The architecture must adapt to a simple web app, meaning it will need a simple scheme where it uses these layers: frontend, backend and database. To achieve that we will be using an Architecture with a Layered Pattern. On top we will, however, add a diferent layer for the counting software/hardware. “This Layered Pattern can be used to structure programs that can be decomposed into groups of subtasks, each of which is at a particular level of abstraction. Each layer provides services to the next higher layer.” Our layers will be:
- Presentation layer (UI layer)(front-end)
- Counting layer (domain layer)(back-end)
- Application layer (service layer)(back-end)
- Business logic layer (domain layer)
- Data access layer (database layer)(database)
To develop the presentation layer, front-end, we used React and various utilities from MaterialUI.
The application layer consists of a simple Python program which uses the library OpenCV to achieve its facial recognition cabalities. This program is intendent to be run on a Raspberry Pi.
The communication between the application and the database is made using HTTP Requests.
We approach our project from a bottom up approach, we started by developing a simple React website, and at the same time exploring with OpenCV.
Then as the project moved along the website started to grow in features to accomodate the new user-stories. The ability to add talks was implemented.
When data from the application started to come in, a graph was added to each talk to show the change in occupation over time.
Lastly an admin key was implemented to make sure only the conference organizers could add/remove talks. At this time the website also went live.
To deploy the web app, first make sure you have docker-compose and docker installed
cd web #move to web directory
sudo docker-compose up --build #build docker image and deploy it
Important!
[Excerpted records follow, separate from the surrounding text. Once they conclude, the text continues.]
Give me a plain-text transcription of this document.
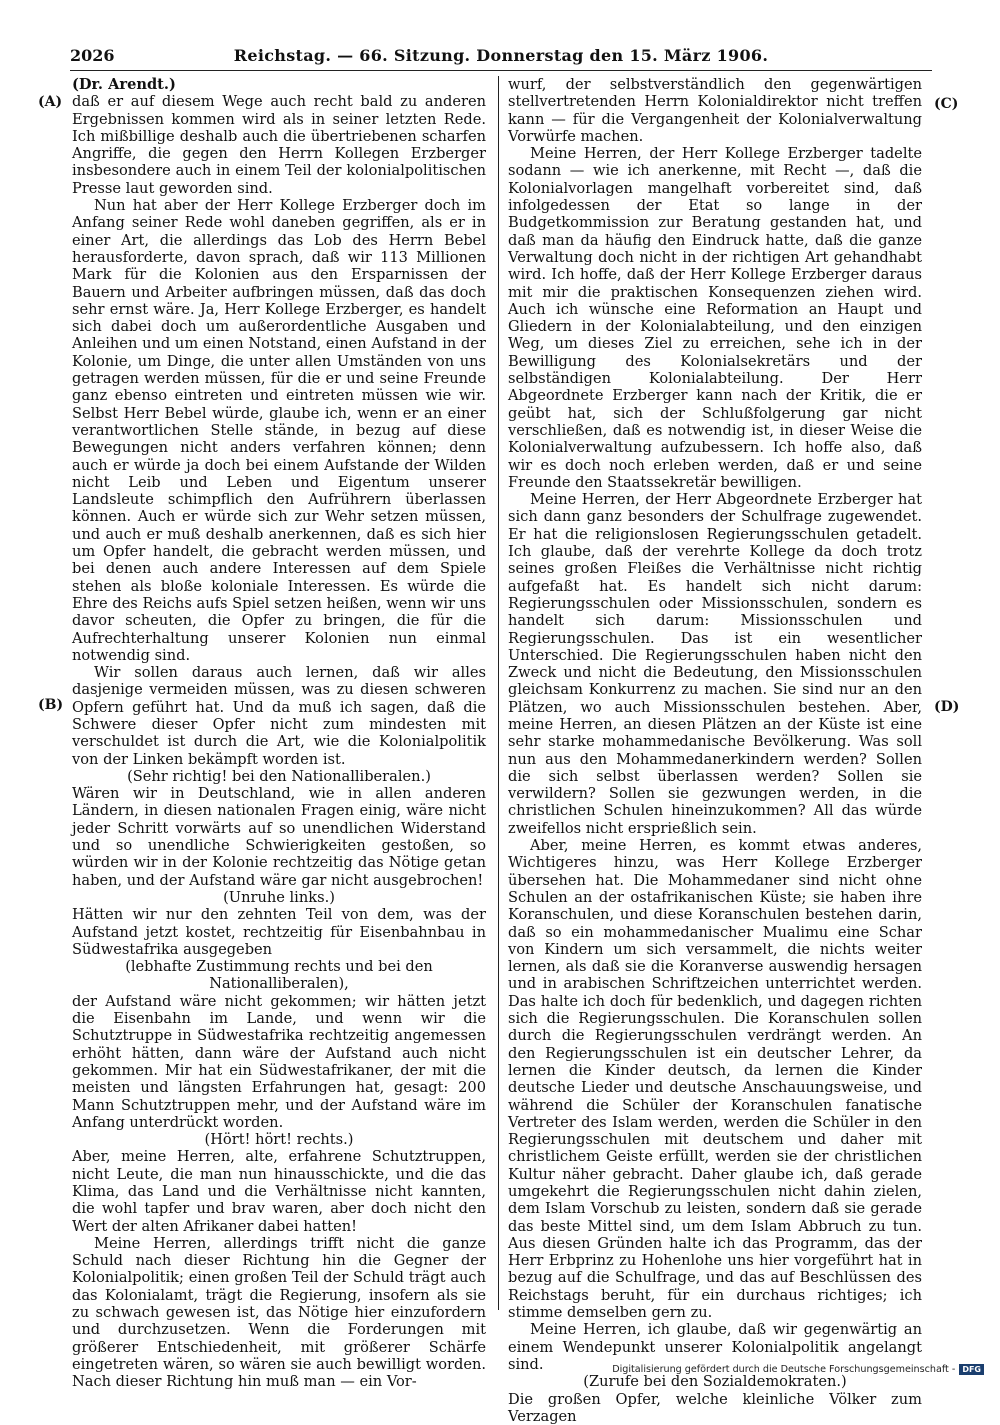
2026	Reichstag. — 66. Sitzung. Donnerstag den 15. März 1906.
(A)
(B)
(C)
(D)

(Dr. Arendt.)

daß er auf diesem Wege auch recht bald zu anderen Ergebnissen kommen wird als in seiner letzten Rede. Ich mißbillige deshalb auch die übertriebenen scharfen Angriffe, die gegen den Herrn Kollegen Erzberger insbesondere auch in einem Teil der kolonialpolitischen Presse laut geworden sind.

Nun hat aber der Herr Kollege Erzberger doch im Anfang seiner Rede wohl daneben gegriffen, als er in einer Art, die allerdings das Lob des Herrn Bebel herausforderte, davon sprach, daß wir 113 Millionen Mark für die Kolonien aus den Ersparnissen der Bauern und Arbeiter aufbringen müssen, daß das doch sehr ernst wäre. Ja, Herr Kollege Erzberger, es handelt sich dabei doch um außerordentliche Ausgaben und Anleihen und um einen Notstand, einen Aufstand in der Kolonie, um Dinge, die unter allen Umständen von uns getragen werden müssen, für die er und seine Freunde ganz ebenso eintreten und eintreten müssen wie wir. Selbst Herr Bebel würde, glaube ich, wenn er an einer verantwortlichen Stelle stände, in bezug auf diese Bewegungen nicht anders verfahren können; denn auch er würde ja doch bei einem Aufstande der Wilden nicht Leib und Leben und Eigentum unserer Landsleute schimpflich den Aufrührern überlassen können. Auch er würde sich zur Wehr setzen müssen, und auch er muß deshalb anerkennen, daß es sich hier um Opfer handelt, die gebracht werden müssen, und bei denen auch andere Interessen auf dem Spiele stehen als bloße koloniale Interessen. Es würde die Ehre des Reichs aufs Spiel setzen heißen, wenn wir uns davor scheuten, die Opfer zu bringen, die für die Aufrechterhaltung unserer Kolonien nun einmal notwendig sind.

Wir sollen daraus auch lernen, daß wir alles dasjenige vermeiden müssen, was zu diesen schweren Opfern geführt hat. Und da muß ich sagen, daß die Schwere dieser Opfer nicht zum mindesten mit verschuldet ist durch die Art, wie die Kolonialpolitik von der Linken bekämpft worden ist.

(Sehr richtig! bei den Nationalliberalen.)

Wären wir in Deutschland, wie in allen anderen Ländern, in diesen nationalen Fragen einig, wäre nicht jeder Schritt vorwärts auf so unendlichen Widerstand und so unendliche Schwierigkeiten gestoßen, so würden wir in der Kolonie rechtzeitig das Nötige getan haben, und der Aufstand wäre gar nicht ausgebrochen!

(Unruhe links.)

Hätten wir nur den zehnten Teil von dem, was der Aufstand jetzt kostet, rechtzeitig für Eisenbahnbau in Südwestafrika ausgegeben

(lebhafte Zustimmung rechts und bei den Nationalliberalen),

der Aufstand wäre nicht gekommen; wir hätten jetzt die Eisenbahn im Lande, und wenn wir die Schutztruppe in Südwestafrika rechtzeitig angemessen erhöht hätten, dann wäre der Aufstand auch nicht gekommen. Mir hat ein Südwestafrikaner, der mit die meisten und längsten Erfahrungen hat, gesagt: 200 Mann Schutztruppen mehr, und der Aufstand wäre im Anfang unterdrückt worden.

(Hört! hört! rechts.)

Aber, meine Herren, alte, erfahrene Schutztruppen, nicht Leute, die man nun hinausschickte, und die das Klima, das Land und die Verhältnisse nicht kannten, die wohl tapfer und brav waren, aber doch nicht den Wert der alten Afrikaner dabei hatten!

Meine Herren, allerdings trifft nicht die ganze Schuld nach dieser Richtung hin die Gegner der Kolonialpolitik; einen großen Teil der Schuld trägt auch das Kolonialamt, trägt die Regierung, insofern als sie zu schwach gewesen ist, das Nötige hier einzufordern und durchzusetzen. Wenn die Forderungen mit größerer Entschiedenheit, mit größerer Schärfe eingetreten wären, so wären sie auch bewilligt worden. Nach dieser Richtung hin muß man — ein Vor-

wurf, der selbstverständlich den gegenwärtigen stellvertretenden Herrn Kolonialdirektor nicht treffen kann — für die Vergangenheit der Kolonialverwaltung Vorwürfe machen.

Meine Herren, der Herr Kollege Erzberger tadelte sodann — wie ich anerkenne, mit Recht —, daß die Kolonialvorlagen mangelhaft vorbereitet sind, daß infolgedessen der Etat so lange in der Budgetkommission zur Beratung gestanden hat, und daß man da häufig den Eindruck hatte, daß die ganze Verwaltung doch nicht in der richtigen Art gehandhabt wird. Ich hoffe, daß der Herr Kollege Erzberger daraus mit mir die praktischen Konsequenzen ziehen wird. Auch ich wünsche eine Reformation an Haupt und Gliedern in der Kolonialabteilung, und den einzigen Weg, um dieses Ziel zu erreichen, sehe ich in der Bewilligung des Kolonialsekretärs und der selbständigen Kolonialabteilung. Der Herr Abgeordnete Erzberger kann nach der Kritik, die er geübt hat, sich der Schlußfolgerung gar nicht verschließen, daß es notwendig ist, in dieser Weise die Kolonialverwaltung aufzubessern. Ich hoffe also, daß wir es doch noch erleben werden, daß er und seine Freunde den Staatssekretär bewilligen.

Meine Herren, der Herr Abgeordnete Erzberger hat sich dann ganz besonders der Schulfrage zugewendet. Er hat die religionslosen Regierungsschulen getadelt. Ich glaube, daß der verehrte Kollege da doch trotz seines großen Fleißes die Verhältnisse nicht richtig aufgefaßt hat. Es handelt sich nicht darum: Regierungsschulen oder Missionsschulen, sondern es handelt sich darum: Missionsschulen und Regierungsschulen. Das ist ein wesentlicher Unterschied. Die Regierungsschulen haben nicht den Zweck und nicht die Bedeutung, den Missionsschulen gleichsam Konkurrenz zu machen. Sie sind nur an den Plätzen, wo auch Missionsschulen bestehen. Aber, meine Herren, an diesen Plätzen an der Küste ist eine sehr starke mohammedanische Bevölkerung. Was soll nun aus den Mohammedanerkindern werden? Sollen die sich selbst überlassen werden? Sollen sie verwildern? Sollen sie gezwungen werden, in die christlichen Schulen hineinzukommen? All das würde zweifellos nicht ersprießlich sein.

Aber, meine Herren, es kommt etwas anderes, Wichtigeres hinzu, was Herr Kollege Erzberger übersehen hat. Die Mohammedaner sind nicht ohne Schulen an der ostafrikanischen Küste; sie haben ihre Koranschulen, und diese Koranschulen bestehen darin, daß so ein mohammedanischer Mualimu eine Schar von Kindern um sich versammelt, die nichts weiter lernen, als daß sie die Koranverse auswendig hersagen und in arabischen Schriftzeichen unterrichtet werden. Das halte ich doch für bedenklich, und dagegen richten sich die Regierungsschulen. Die Koranschulen sollen durch die Regierungsschulen verdrängt werden. An den Regierungsschulen ist ein deutscher Lehrer, da lernen die Kinder deutsch, da lernen die Kinder deutsche Lieder und deutsche Anschauungsweise, und während die Schüler der Koranschulen fanatische Vertreter des Islam werden, werden die Schüler in den Regierungsschulen mit deutschem und daher mit christlichem Geiste erfüllt, werden sie der christlichen Kultur näher gebracht. Daher glaube ich, daß gerade umgekehrt die Regierungsschulen nicht dahin zielen, dem Islam Vorschub zu leisten, sondern daß sie gerade das beste Mittel sind, um dem Islam Abbruch zu tun. Aus diesen Gründen halte ich das Programm, das der Herr Erbprinz zu Hohenlohe uns hier vorgeführt hat in bezug auf die Schulfrage, und das auf Beschlüssen des Reichstags beruht, für ein durchaus richtiges; ich stimme demselben gern zu.

Meine Herren, ich glaube, daß wir gegenwärtig an einem Wendepunkt unserer Kolonialpolitik angelangt sind.

(Zurufe bei den Sozialdemokraten.)

Die großen Opfer, welche kleinliche Völker zum Verzagen

Digitalisierung gefördert durch die Deutsche Forschungsgemeinschaft - DFG
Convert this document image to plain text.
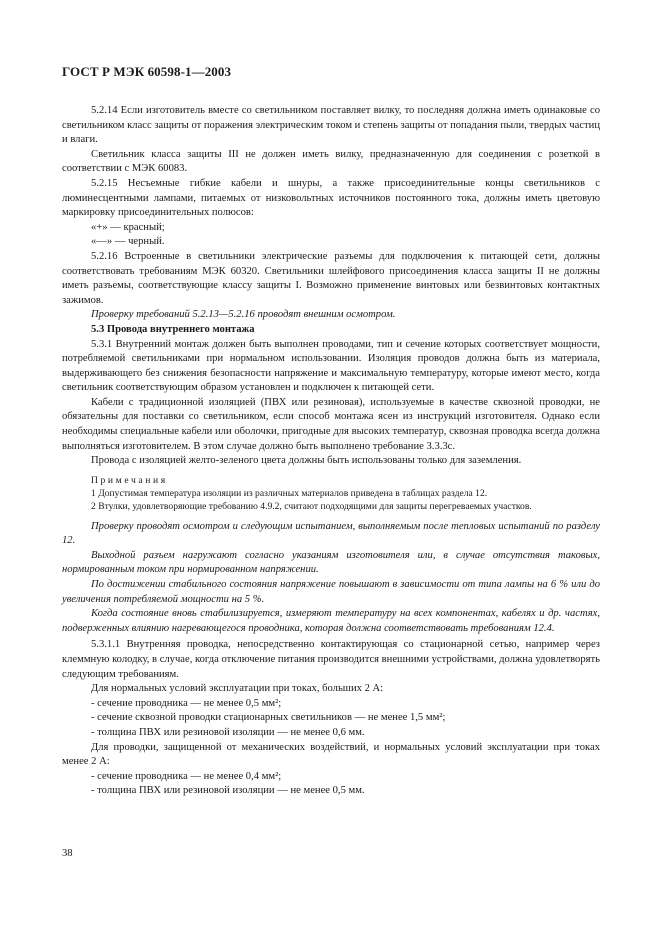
ГОСТ Р МЭК 60598-1—2003

5.2.14 Если изготовитель вместе со светильником поставляет вилку, то последняя должна иметь одинаковые со светильником класс защиты от поражения электрическим током и степень защиты от попадания пыли, твердых частиц и влаги.

Светильник класса защиты III не должен иметь вилку, предназначенную для соединения с розеткой в соответствии с МЭК 60083.

5.2.15 Несъемные гибкие кабели и шнуры, а также присоединительные концы светильников с люминесцентными лампами, питаемых от низковольтных источников постоянного тока, должны иметь цветовую маркировку присоединительных полюсов:

«+» — красный;

«—» — черный.

5.2.16 Встроенные в светильники электрические разъемы для подключения к питающей сети, должны соответствовать требованиям МЭК 60320. Светильники шлейфового присоединения класса защиты II не должны иметь разъемы, соответствующие классу защиты I. Возможно применение винтовых или безвинтовых контактных зажимов.

Проверку требований 5.2.13—5.2.16 проводят внешним осмотром.

5.3 Провода внутреннего монтажа

5.3.1 Внутренний монтаж должен быть выполнен проводами, тип и сечение которых соответствует мощности, потребляемой светильниками при нормальном использовании. Изоляция проводов должна быть из материала, выдерживающего без снижения безопасности напряжение и максимальную температуру, которые имеют место, когда светильник соответствующим образом установлен и подключен к питающей сети.

Кабели с традиционной изоляцией (ПВХ или резиновая), используемые в качестве сквозной проводки, не обязательны для поставки со светильником, если способ монтажа ясен из инструкций изготовителя. Однако если необходимы специальные кабели или оболочки, пригодные для высоких температур, сквозная проводка всегда должна выполняться изготовителем. В этом случае должно быть выполнено требование 3.3.3с.

Провода с изоляцией желто-зеленого цвета должны быть использованы только для заземления.

Примечания

1 Допустимая температура изоляции из различных материалов приведена в таблицах раздела 12.

2 Втулки, удовлетворяющие требованию 4.9.2, считают подходящими для защиты перегреваемых участков.

Проверку проводят осмотром и следующим испытанием, выполняемым после тепловых испытаний по разделу 12.

Выходной разъем нагружают согласно указаниям изготовителя или, в случае отсутствия таковых, нормированным током при нормированном напряжении.

По достижении стабильного состояния напряжение повышают в зависимости от типа лампы на 6 % или до увеличения потребляемой мощности на 5 %.

Когда состояние вновь стабилизируется, измеряют температуру на всех компонентах, кабелях и др. частях, подверженных влиянию нагревающегося проводника, которая должна соответствовать требованиям 12.4.

5.3.1.1 Внутренняя проводка, непосредственно контактирующая со стационарной сетью, например через клеммную колодку, в случае, когда отключение питания производится внешними устройствами, должна удовлетворять следующим требованиям.

Для нормальных условий эксплуатации при токах, больших 2 А:

- сечение проводника — не менее 0,5 мм²;

- сечение сквозной проводки стационарных светильников — не менее 1,5 мм²;

- толщина ПВХ или резиновой изоляции — не менее 0,6 мм.

Для проводки, защищенной от механических воздействий, и нормальных условий эксплуатации при токах менее 2 А:

- сечение проводника — не менее 0,4 мм²;

- толщина ПВХ или резиновой изоляции — не менее 0,5 мм.

38
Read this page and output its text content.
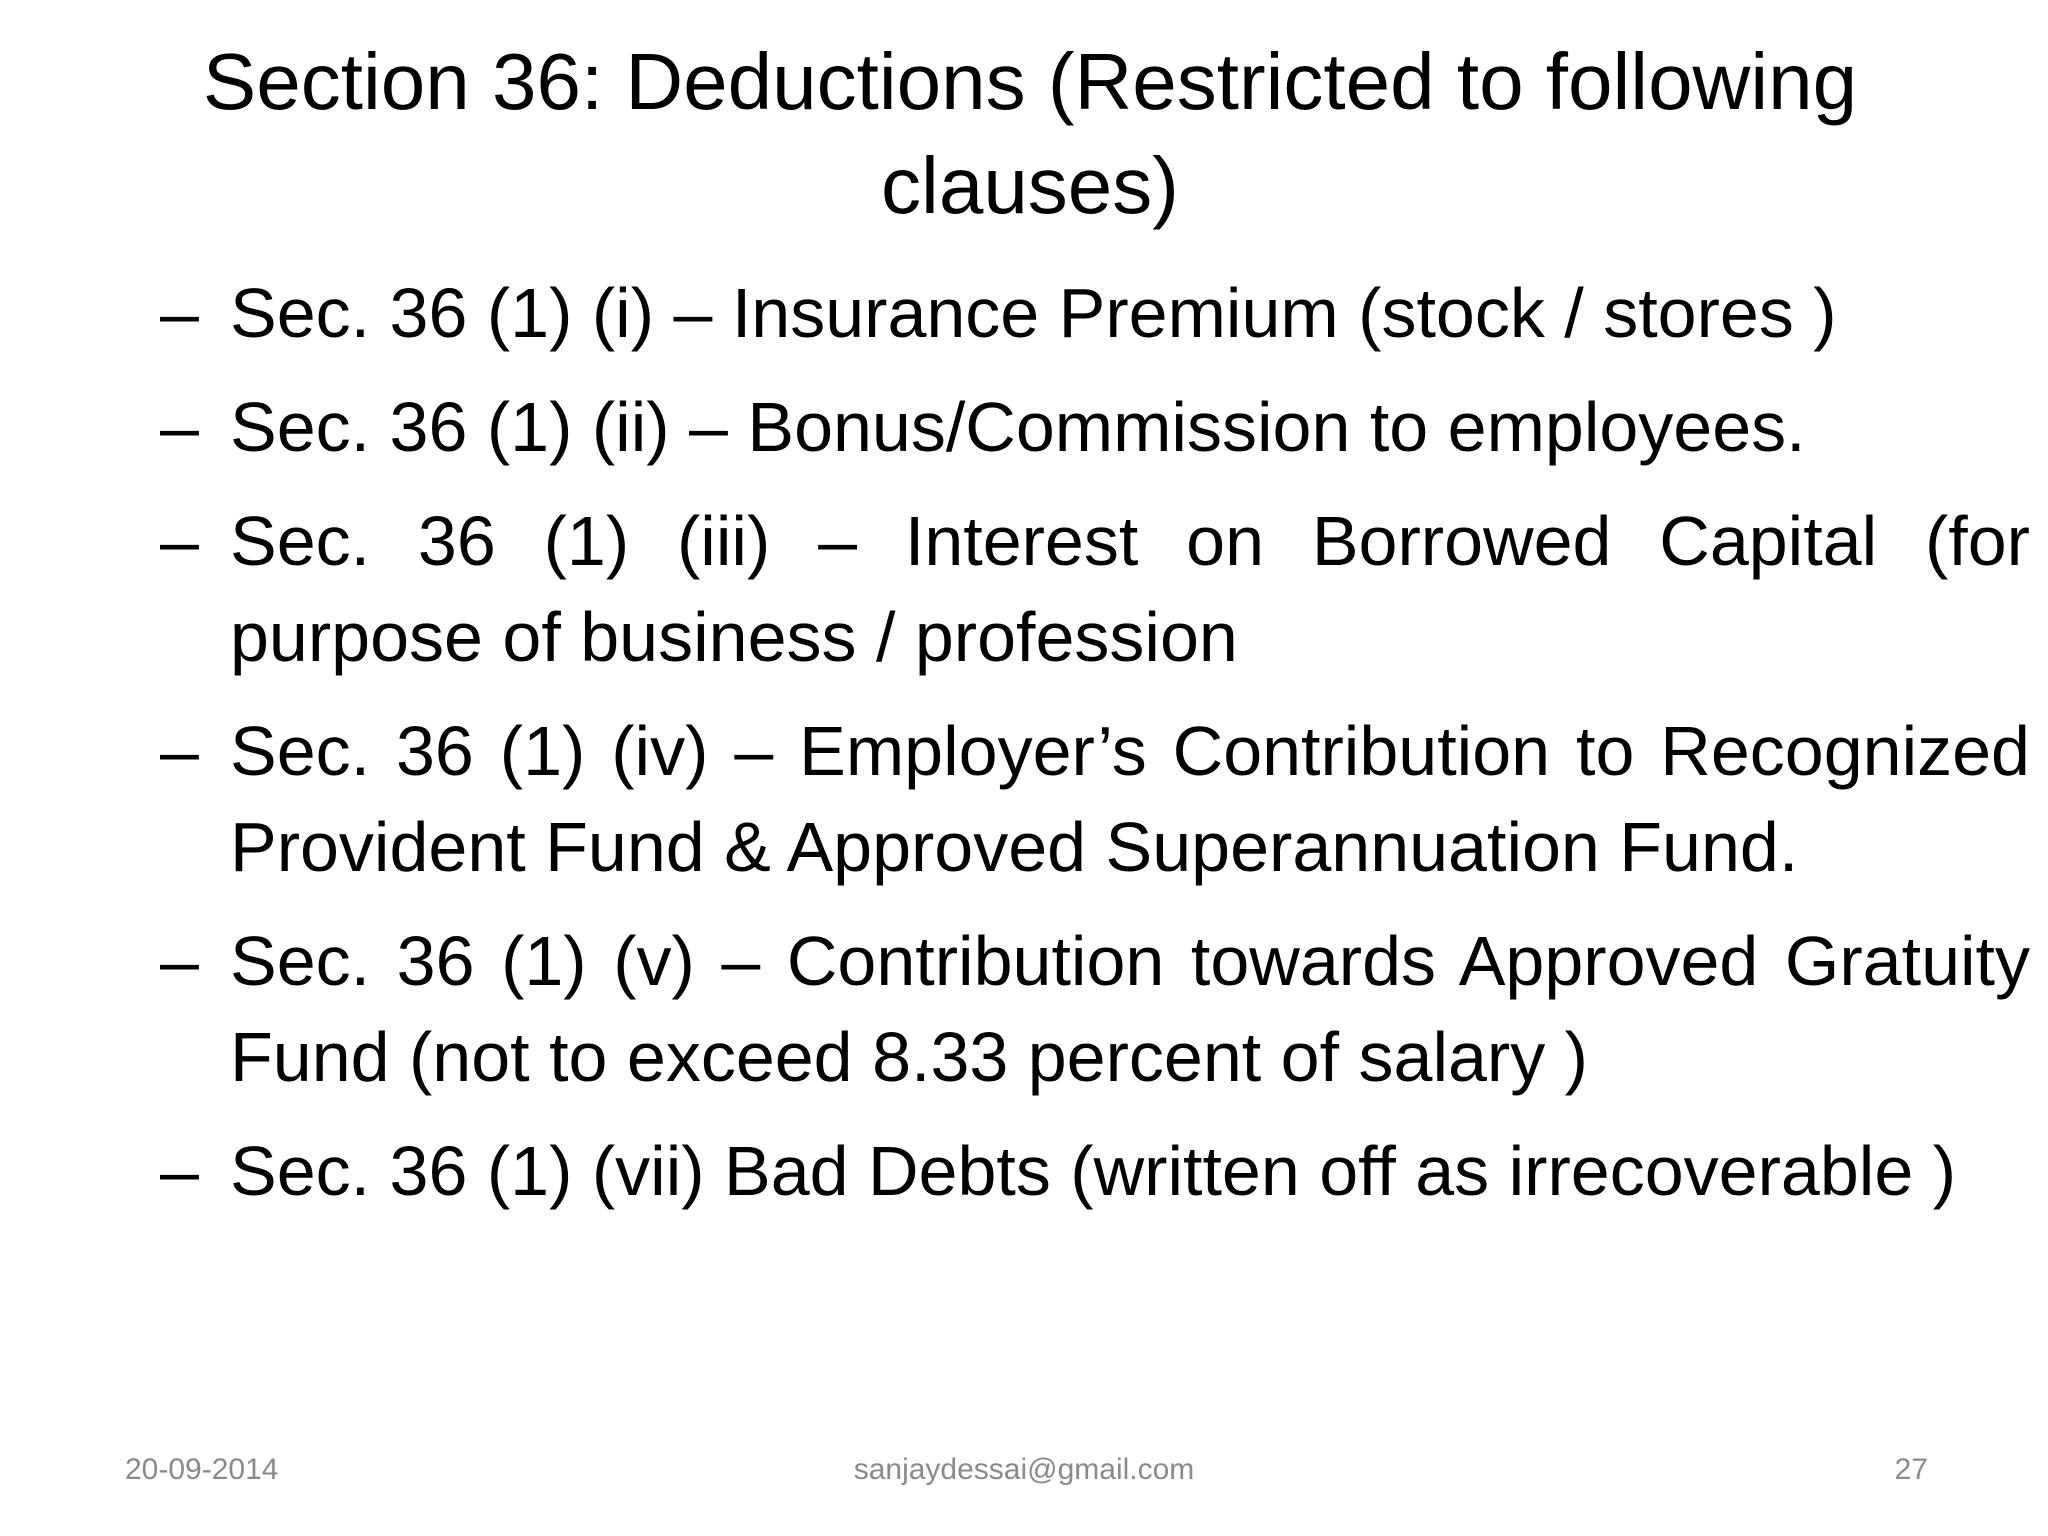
Section 36: Deductions (Restricted to following clauses)
– Sec. 36 (1) (i) – Insurance Premium (stock / stores )
– Sec. 36 (1) (ii) – Bonus/Commission to employees.
– Sec. 36 (1) (iii) – Interest on Borrowed Capital (for purpose of business / profession
– Sec. 36 (1) (iv) – Employer’s Contribution to Recognized Provident Fund & Approved Superannuation Fund.
– Sec. 36 (1) (v) – Contribution towards Approved Gratuity Fund (not to exceed 8.33 percent of salary )
– Sec. 36 (1) (vii) Bad Debts (written off as irrecoverable )
20-09-2014	sanjaydessai@gmail.com	27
When deploying an admin key will show up, this is the admin key which will allow you to create talks, save it!
cd rpi #move to web directory
pip install -r requirements.txt #install the needed packages
python3 OpenCV.py #deploy the project
The script can be deployed on any system.
Depending on what OS you have it might be needed to install addicional packages, the bash code will do everything needed for manjaro, ubuntu and windows (it might work on others, but they have not been tested)
The tests have around 80% coverage and are only for the backend, to run it follow this steps
cd web #move to web directory
./test.sh --build #build test docker image and deploy it
We contributted with two different strands. We added a room model (room.js) and the corresponding routes (rooms/index.js and single.js) to the open_cx_server and three new properties to the talk schema: occupation, occupation_list and a reference to room, in order to prepare the backend to receive a room and the corresponding occupation.
We also provided our algorithm to count the number of people on a room, which connects to the backend by a post message (rpi/OpenCV.py).
Our frontend is available on a directory we created with the name open_cx_bitcounter/frontend as recommended.